А затем, весьма неожиданно, передо мной распростерлось оно, столь долгожданное: отец, мой отец, который только сейчас потерял способность меня достать (он не ослабил хватку, нет, ее тянули, и тащили, и наконец вырвали из его рук). В комнате совсем не пахло смертью, хоть я этого ждал — нет, жаждал, я жаждал ощутить этот запах, дабы — может быть, не только в переносном смысле — очертить его, шагнуть внутрь и удержать вокруг себя… а потом, когда все уйдут, провести под ним еще одну, последнюю черту и на сей раз покончить решительно со всей этой историей.

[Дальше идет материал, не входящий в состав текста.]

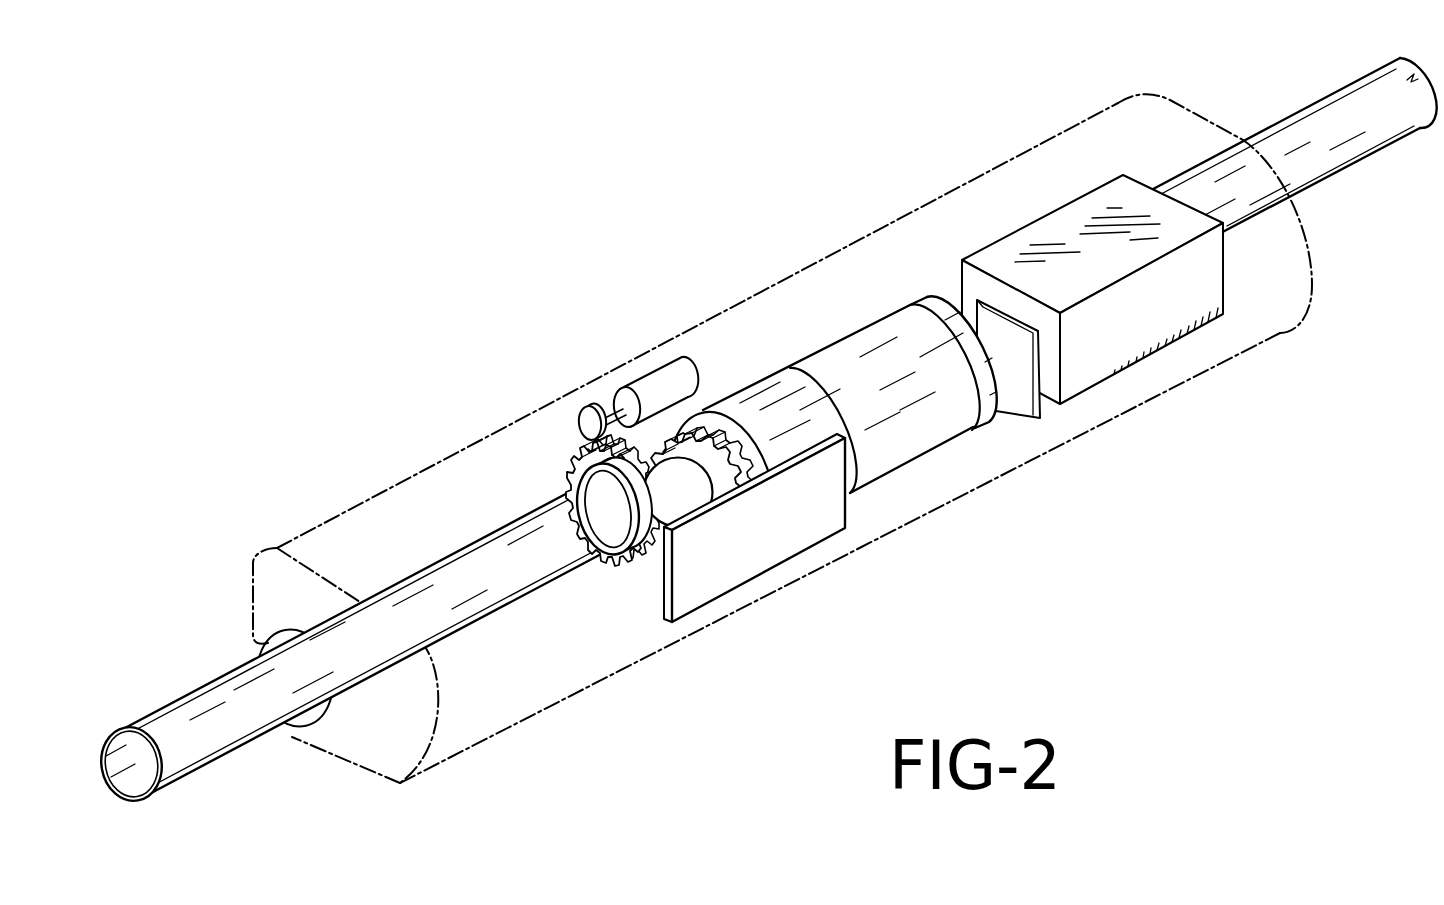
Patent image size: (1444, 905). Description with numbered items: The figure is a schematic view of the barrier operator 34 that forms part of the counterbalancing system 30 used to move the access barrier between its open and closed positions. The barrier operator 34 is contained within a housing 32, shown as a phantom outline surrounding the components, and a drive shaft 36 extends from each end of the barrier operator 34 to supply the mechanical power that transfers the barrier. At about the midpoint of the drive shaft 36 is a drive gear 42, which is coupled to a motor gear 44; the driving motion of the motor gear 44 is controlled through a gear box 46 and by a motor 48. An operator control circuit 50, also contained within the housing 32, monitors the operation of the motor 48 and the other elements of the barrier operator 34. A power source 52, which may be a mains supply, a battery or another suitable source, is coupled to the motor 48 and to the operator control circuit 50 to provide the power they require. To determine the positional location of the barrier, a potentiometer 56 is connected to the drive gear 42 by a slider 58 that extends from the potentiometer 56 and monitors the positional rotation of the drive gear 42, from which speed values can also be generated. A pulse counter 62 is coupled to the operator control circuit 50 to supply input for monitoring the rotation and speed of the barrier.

The counterbalancing system 30 is at (766, 447).
The housing 32 is at (766, 447).
The barrier operator 34 is at (810, 395).
The drive shaft 36 is at (215, 728).
The drive gear 42 is at (660, 412).
The motor gear 44 is at (703, 437).
The gear box 46 is at (768, 400).
The motor 48 is at (913, 447).
The operator control circuit 50 is at (815, 528).
The power source 52 is at (1198, 317).
The potentiometer 56 is at (641, 378).
The slider 58 is at (587, 430).
The pulse counter 62 is at (1017, 393).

Стерильный — да, я совершенно уверен, что это стерильность; но, помню, мне показалось, что стерильность была бы, даже если бы в комнате не осталось ничего, кроме довольно тонких и жалких занавесок (ноготки, я почти не сомневался, — это были ноготки, оранжевые и золотые, они оплетали свои набивные шпалеры, но все же так вяло свисали по обе стороны чопорных кремовых жалюзи, заточенных в сэндвич из толстого и пыльного стекла). Пол, по которому подметки моих туфель шлепали весьма устало, пока я приближался к лежащему человеку, шел штурмом на края комнаты, но не сдавался — словно был полон решимости взорвать предопределенные границы и незамкнутой осадой расположиться под каждой голой и несущей стеной; всего лишь одна плитка вперед и вверх, и борьба прекращена.

Странная маленькая сиделка уже покинула меня («нас» — вот что, как ей казалось, она оставила нетронутым: «Я оставлю вас двоих наедине», — так она сказала) — и так и сделала, она ушла, может, даже с полуреверансом, бесшумно удалилась прочь, дабы проверить, не следует ли заняться еще… чем? Еще одной грудой вконец распавшегося старья, что несется в вечный мрак или, напротив, в то платиновое булавочное отверстие света, о котором вы слышали, неотразимо притягательный блеск его манит, даже если засасывает в свою утробу еще одну испуганную порцию слабой и не бешеной более плоти. А для моего отца — вот этого человека — сей конец, темный иль ослепительный, уже наступил.